Lykos objected to the idea that its application lacked adequate support for the therapy’s approval. In a press release, the company said that “the data included in the NDA provide sufficient evidence of efficacy and durability in line with the relevant FDA guidance,” adding that it intends to meet with the FDA to “ask for reconsideration of the decision” and to seek the regulator’s recommendations for a resubmission.

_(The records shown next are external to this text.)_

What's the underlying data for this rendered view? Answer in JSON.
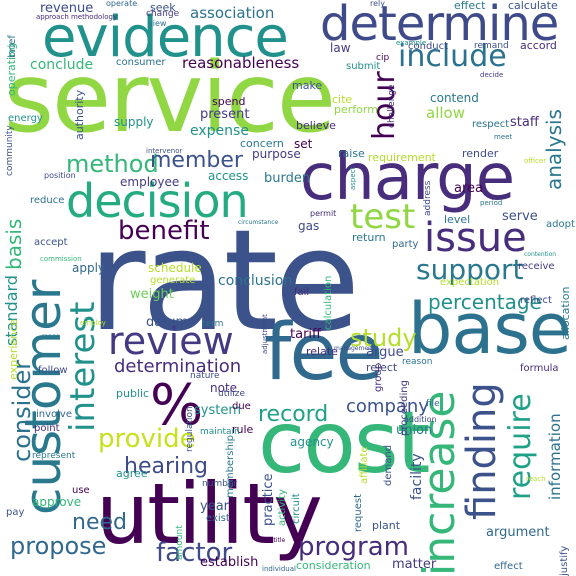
{
  "words": [
    {
      "text": "rate",
      "color": "#3b528b"
    },
    {
      "text": "service",
      "color": "#90d743"
    },
    {
      "text": "cost",
      "color": "#35b779"
    },
    {
      "text": "utility",
      "color": "#440154"
    },
    {
      "text": "charge",
      "color": "#472d7b"
    },
    {
      "text": "evidence",
      "color": "#21918c"
    },
    {
      "text": "base",
      "color": "#2c728e"
    },
    {
      "text": "fee",
      "color": "#31688e"
    },
    {
      "text": "customer",
      "color": "#2a788e"
    },
    {
      "text": "determine",
      "color": "#3e4a89"
    },
    {
      "text": "decision",
      "color": "#25ab82"
    },
    {
      "text": "%",
      "color": "#440154"
    },
    {
      "text": "increase",
      "color": "#35b779"
    },
    {
      "text": "finding",
      "color": "#3b528b"
    },
    {
      "text": "issue",
      "color": "#472d7b"
    },
    {
      "text": "support",
      "color": "#2a788e"
    },
    {
      "text": "review",
      "color": "#443a83"
    },
    {
      "text": "interest",
      "color": "#21918c"
    },
    {
      "text": "require",
      "color": "#1fa188"
    },
    {
      "text": "include",
      "color": "#2c728e"
    },
    {
      "text": "test",
      "color": "#90d743"
    },
    {
      "text": "benefit",
      "color": "#440154"
    },
    {
      "text": "method",
      "color": "#35b779"
    },
    {
      "text": "member",
      "color": "#3b528b"
    },
    {
      "text": "factor",
      "color": "#3e4a89"
    },
    {
      "text": "program",
      "color": "#472d7b"
    },
    {
      "text": "provide",
      "color": "#c8e020"
    },
    {
      "text": "propose",
      "color": "#31688e"
    },
    {
      "text": "consider",
      "color": "#2c728e"
    },
    {
      "text": "hour",
      "color": "#440154"
    },
    {
      "text": "study",
      "color": "#b5de2b"
    },
    {
      "text": "percentage",
      "color": "#21918c"
    },
    {
      "text": "hearing",
      "color": "#3e4a89"
    },
    {
      "text": "need",
      "color": "#31688e"
    },
    {
      "text": "record",
      "color": "#1fa188"
    },
    {
      "text": "analysis",
      "color": "#2a788e"
    },
    {
      "text": "basis",
      "color": "#35b779"
    },
    {
      "text": "standard",
      "color": "#21918c"
    },
    {
      "text": "determination",
      "color": "#472d7b"
    },
    {
      "text": "company",
      "color": "#3b528b"
    },
    {
      "text": "association",
      "color": "#2c728e"
    },
    {
      "text": "reasonableness",
      "color": "#440154"
    },
    {
      "text": "conclude",
      "color": "#35b779"
    },
    {
      "text": "revenue",
      "color": "#3e4a89"
    },
    {
      "text": "expense",
      "color": "#21918c"
    },
    {
      "text": "present",
      "color": "#443a83"
    },
    {
      "text": "allow",
      "color": "#90d743"
    },
    {
      "text": "contend",
      "color": "#2a788e"
    },
    {
      "text": "datum",
      "color": "#3b528b"
    },
    {
      "text": "conclusion",
      "color": "#2c728e"
    },
    {
      "text": "schedule",
      "color": "#b5de2b"
    },
    {
      "text": "weight",
      "color": "#6ece58"
    },
    {
      "text": "apply",
      "color": "#31688e"
    },
    {
      "text": "tariff",
      "color": "#440154"
    },
    {
      "text": "note",
      "color": "#472d7b"
    },
    {
      "text": "argue",
      "color": "#3e4a89"
    },
    {
      "text": "system",
      "color": "#21918c"
    },
    {
      "text": "union",
      "color": "#2a788e"
    },
    {
      "text": "year",
      "color": "#3b528b"
    },
    {
      "text": "establish",
      "color": "#440154"
    },
    {
      "text": "consideration",
      "color": "#35b779"
    },
    {
      "text": "matter",
      "color": "#443a83"
    },
    {
      "text": "information",
      "color": "#2c728e"
    },
    {
      "text": "facility",
      "color": "#3b528b"
    },
    {
      "text": "argument",
      "color": "#31688e"
    },
    {
      "text": "requirement",
      "color": "#b5de2b"
    },
    {
      "text": "staff",
      "color": "#472d7b"
    },
    {
      "text": "burden",
      "color": "#2a788e"
    },
    {
      "text": "employee",
      "color": "#443a83"
    },
    {
      "text": "access",
      "color": "#21918c"
    },
    {
      "text": "gas",
      "color": "#3e4a89"
    },
    {
      "text": "area",
      "color": "#440154"
    },
    {
      "text": "serve",
      "color": "#3b528b"
    },
    {
      "text": "level",
      "color": "#2c728e"
    },
    {
      "text": "return",
      "color": "#2a788e"
    },
    {
      "text": "party",
      "color": "#31688e"
    },
    {
      "text": "relate",
      "color": "#472d7b"
    },
    {
      "text": "reject",
      "color": "#3e4a89"
    },
    {
      "text": "agency",
      "color": "#21918c"
    },
    {
      "text": "practice",
      "color": "#3b528b"
    },
    {
      "text": "approve",
      "color": "#35b779"
    },
    {
      "text": "experience",
      "color": "#b5de2b"
    },
    {
      "text": "set",
      "color": "#440154"
    },
    {
      "text": "purpose",
      "color": "#443a83"
    },
    {
      "text": "raise",
      "color": "#2c728e"
    },
    {
      "text": "render",
      "color": "#3e4a89"
    },
    {
      "text": "supply",
      "color": "#21918c"
    },
    {
      "text": "believe",
      "color": "#472d7b"
    },
    {
      "text": "concern",
      "color": "#2a788e"
    },
    {
      "text": "authority",
      "color": "#3b528b"
    },
    {
      "text": "operating",
      "color": "#35b779"
    },
    {
      "text": "respect",
      "color": "#2c728e"
    },
    {
      "text": "plant",
      "color": "#3b528b"
    },
    {
      "text": "request",
      "color": "#31688e"
    },
    {
      "text": "formula",
      "color": "#472d7b"
    },
    {
      "text": "allocation",
      "color": "#2a788e"
    },
    {
      "text": "receive",
      "color": "#443a83"
    },
    {
      "text": "reflect",
      "color": "#3e4a89"
    },
    {
      "text": "rule",
      "color": "#440154"
    },
    {
      "text": "public",
      "color": "#21918c"
    },
    {
      "text": "accept",
      "color": "#3b528b"
    },
    {
      "text": "reduce",
      "color": "#2c728e"
    },
    {
      "text": "follow",
      "color": "#3e4a89"
    },
    {
      "text": "involve",
      "color": "#31688e"
    },
    {
      "text": "point",
      "color": "#472d7b"
    },
    {
      "text": "adopt",
      "color": "#2a788e"
    },
    {
      "text": "spend",
      "color": "#440154"
    },
    {
      "text": "make",
      "color": "#3b528b"
    },
    {
      "text": "cite",
      "color": "#b5de2b"
    },
    {
      "text": "perform",
      "color": "#90d743"
    },
    {
      "text": "law",
      "color": "#443a83"
    },
    {
      "text": "submit",
      "color": "#21918c"
    },
    {
      "text": "seek",
      "color": "#3b528b"
    },
    {
      "text": "consumer",
      "color": "#2c728e"
    },
    {
      "text": "conduct",
      "color": "#3e4a89"
    },
    {
      "text": "accord",
      "color": "#472d7b"
    },
    {
      "text": "effect",
      "color": "#2a788e"
    },
    {
      "text": "calculate",
      "color": "#3b528b"
    },
    {
      "text": "change",
      "color": "#443a83"
    },
    {
      "text": "operate",
      "color": "#31688e"
    },
    {
      "text": "brief",
      "color": "#2c728e"
    },
    {
      "text": "energy",
      "color": "#21918c"
    },
    {
      "text": "community",
      "color": "#3b528b"
    },
    {
      "text": "calculation",
      "color": "#35b779"
    },
    {
      "text": "fail",
      "color": "#472d7b"
    },
    {
      "text": "expectation",
      "color": "#b5de2b"
    },
    {
      "text": "nature",
      "color": "#3e4a89"
    },
    {
      "text": "maintain",
      "color": "#21918c"
    },
    {
      "text": "number",
      "color": "#3b528b"
    },
    {
      "text": "exist",
      "color": "#31688e"
    },
    {
      "text": "term",
      "color": "#2c728e"
    },
    {
      "text": "due",
      "color": "#440154"
    },
    {
      "text": "utilize",
      "color": "#3e4a89"
    },
    {
      "text": "activity",
      "color": "#35b779"
    },
    {
      "text": "circuit",
      "color": "#21918c"
    },
    {
      "text": "membership",
      "color": "#2a788e"
    },
    {
      "text": "affiliate",
      "color": "#b5de2b"
    },
    {
      "text": "demand",
      "color": "#3b528b"
    },
    {
      "text": "proceeding",
      "color": "#443a83"
    },
    {
      "text": "reason",
      "color": "#2c728e"
    },
    {
      "text": "group",
      "color": "#472d7b"
    },
    {
      "text": "addition",
      "color": "#3e4a89"
    },
    {
      "text": "file",
      "color": "#31688e"
    },
    {
      "text": "pay",
      "color": "#3b528b"
    },
    {
      "text": "represent",
      "color": "#2a788e"
    },
    {
      "text": "agree",
      "color": "#21918c"
    },
    {
      "text": "use",
      "color": "#440154"
    },
    {
      "text": "amount",
      "color": "#35b779"
    },
    {
      "text": "justify",
      "color": "#3b528b"
    },
    {
      "text": "effect",
      "color": "#31688e"
    },
    {
      "text": "position",
      "color": "#3e4a89"
    },
    {
      "text": "approach methodology",
      "color": "#472d7b"
    },
    {
      "text": "view",
      "color": "#2c728e"
    },
    {
      "text": "example",
      "color": "#21918c"
    },
    {
      "text": "remand",
      "color": "#3b528b"
    },
    {
      "text": "decide",
      "color": "#443a83"
    },
    {
      "text": "period",
      "color": "#2a788e"
    },
    {
      "text": "officer",
      "color": "#b5de2b"
    },
    {
      "text": "intervenor",
      "color": "#3b528b"
    },
    {
      "text": "permit",
      "color": "#472d7b"
    },
    {
      "text": "aspect",
      "color": "#21918c"
    },
    {
      "text": "management",
      "color": "#3e4a89"
    },
    {
      "text": "commission",
      "color": "#35b779"
    },
    {
      "text": "range",
      "color": "#2c728e"
    },
    {
      "text": "regulation",
      "color": "#3b528b"
    },
    {
      "text": "entitle",
      "color": "#440154"
    },
    {
      "text": "individual",
      "color": "#31688e"
    },
    {
      "text": "circumstance",
      "color": "#2a788e"
    },
    {
      "text": "adjustment",
      "color": "#3e4a89"
    },
    {
      "text": "generate",
      "color": "#b5de2b"
    },
    {
      "text": "contention",
      "color": "#21918c"
    },
    {
      "text": "rely",
      "color": "#3b528b"
    },
    {
      "text": "challenge",
      "color": "#472d7b"
    },
    {
      "text": "cip",
      "color": "#440154"
    },
    {
      "text": "employ",
      "color": "#b5de2b"
    },
    {
      "text": "meet",
      "color": "#2c728e"
    },
    {
      "text": "address",
      "color": "#3e4a89"
    },
    {
      "text": "reach",
      "color": "#b5de2b"
    }
  ]
}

While the path forward for Lykos is unclear, the details provided by the FDA in its rejection letter are a good clue, said Fluence, a continuing education organization in the field of psychedelic therapy.
“The extensive feedback typically offered in a CRL provides a clear roadmap for approval—something that would have been unimaginable four decades ago when MDMA was first banned,” the organization said in a statement sent to BioSpace. “This marks important progress in the field of psychedelic research and mental health treatment. We’ve come a long way, and that’s worth celebrating.”
Broader Lessons
This guidance is illuminating not only for Lykos, but also for other companies in the space. For Cybin, Drysdale said, “it’s actually in some ways helpful to have all this feedback from the adcomm and from the FDA because we can incorporate that into our programs ahead of time.”
For example, Drysdale noted that Lykos is not the only psychedelic drug developer dealing with functional unblinding. For its part, Cybin has designed its Phase III program to have three arms: one containing a high therapeutic dose, a second containing a sub-therapeutic dose, and a third containing a placebo. “These psychedelic-naive patients [who] come into the study won’t know if they’re getting a high dose or a mid-dose, and so they can’t figure out whether it’s the active dose or the inactive dose,” Drysdale said. “So that mitigates some of the functional unblinding,” Cybin is also using remote, independent, blinded raters.
MindMed has also leveraged multiple dose levels in its clinical trials. Barrow added that the real focus needs to be on decoupling functional unblinding from what’s known as expectancy bias. People with depression or anxiety “don’t enroll in clinical trials because they expect to not get better. They expect something,” he said, adding that it is important to hedge against patients believing they’re getting better just because they have a reaction to the drug. MindMed tries to mitigate this through an informed consent process where patients are told that they may feel nothing and get better, or that they might feel something and not get better.
Ultimately, Barrow said, Lykos’ rejection was not all bad news. “Anytime we see a demonstration of FDA independence and rigor, it’s a good thing. It also proves . . . to patients and providers that if, and hopefully when, we get in front of FDA and get an approval, there will be the highest degree of confidence that we’ve delivered a robust package that could stand up to the most intense scrutiny possible.”
Drysdale agreed, saying the delay is probably “a good thing in that if it leads to more robust studies, more robust treatments and outcomes—that’s better for the sector in the long run.”
Barrow noted that MindMed has been “very encouraged” by its interactions with the FDA and pointed to a statement released by the regulator after the CRL. “The agency recognizes that there is great need for additional treatment options for mental health conditions such as PTSD,” the FDA said, according to The Washington Post. “We will continue to encourage research and drug development that will further innovation for psychedelic treatments and other therapies to address these medical needs.”